Remi Suzan, MD of Gratte Brothers Group, claimed that procurement is ‘killing our industry’. “We must be able to work to an acceptable profit margin…and there is far too much unfair transfer of risk to supply chains. Clients are not bad people, but they will not voluntarily take risk off the table…and unfortunately there is always someone willing to accept a project on any terms.

“If there are cost constraints then the contractor is bound to get aggressive and start looking for mistakes in the specification so they can charge for variations.”

He added that the quality of tender information had been falling steadily, which made it harder to price work accurately.

Lilly Gallafent, director at Cast Consultancy, admitted that consultants were part of the problem because they advised clients on what levels of risk to accept.

“Change needs to start with clients…and we need to persuade them that even if they feel they have ‘won’ now (in a contract negotiation) they won’t feel that in a few years’ time (when all the problems become apparent). They need to stop dumping risk on their supply chains…there are better models out there, but we are not using them. We do try to allocate risk more equitably by analysing it properly, but the client needs to be willing.”

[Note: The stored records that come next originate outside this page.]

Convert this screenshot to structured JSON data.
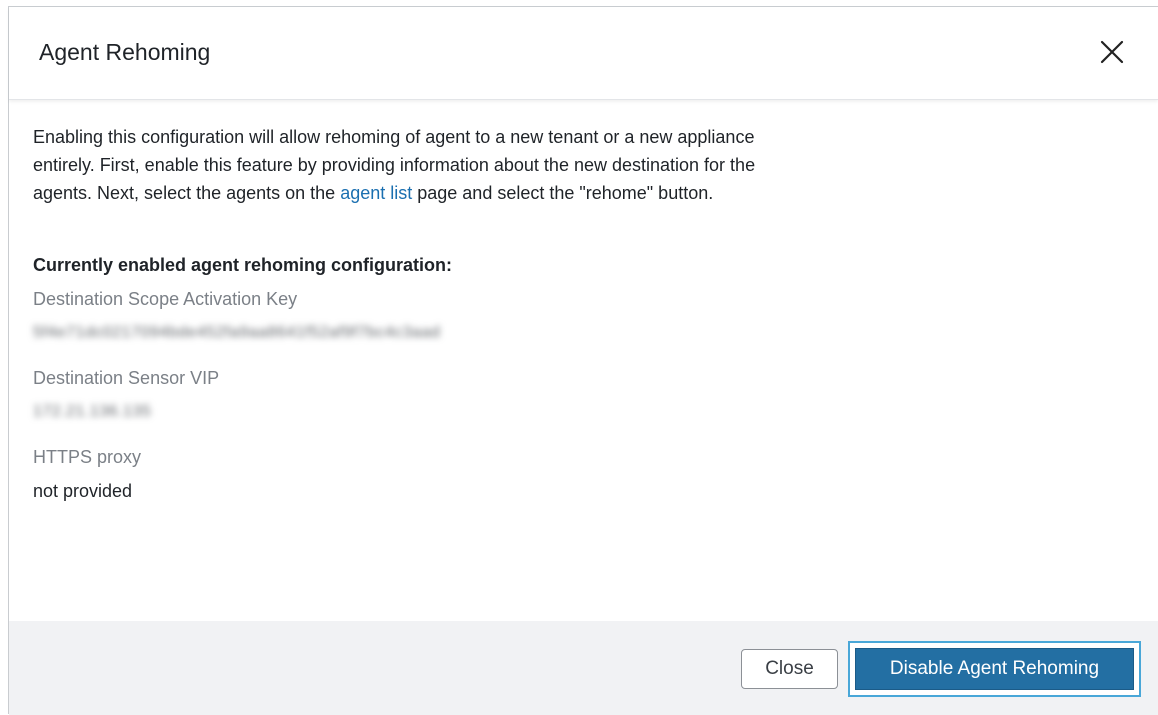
{
  "dialog": {
    "title": "Agent Rehoming",
    "close_icon": "close-icon"
  },
  "body": {
    "intro_before_link": "Enabling this configuration will allow rehoming of agent to a new tenant or a new appliance entirely. First, enable this feature by providing information about the new destination for the agents. Next, select the agents on the ",
    "intro_link": "agent list",
    "intro_after_link": " page and select the \"rehome\" button.",
    "section_heading": "Currently enabled agent rehoming configuration:",
    "fields": [
      {
        "label": "Destination Scope Activation Key",
        "value": "5f4e71dc0217094bde452fa9aa8641f52af9f7bc4c3aad",
        "blurred": true
      },
      {
        "label": "Destination Sensor VIP",
        "value": "172.21.136.135",
        "blurred": true
      },
      {
        "label": "HTTPS proxy",
        "value": "not provided",
        "blurred": false
      }
    ]
  },
  "footer": {
    "close_label": "Close",
    "disable_label": "Disable Agent Rehoming"
  },
  "colors": {
    "link": "#1a6fb0",
    "primary_button": "#236fa3",
    "focus_ring": "#49a7d8",
    "footer_bg": "#f1f2f4"
  }
}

Noble Francis from the Construction Products Association said things were no better in the public sector, stating that civil servants struggled to get projects ‘green lit’ by the treasury if they tried to specify something over the allocated budget to achieve better long-term value and quality.

“The government has lots of theory and value matrices about how to improve procurement, but this rarely reflects reality…and the industry knows how it works so there will always be companies bidding work at the lower level,” he told the BESA Conference.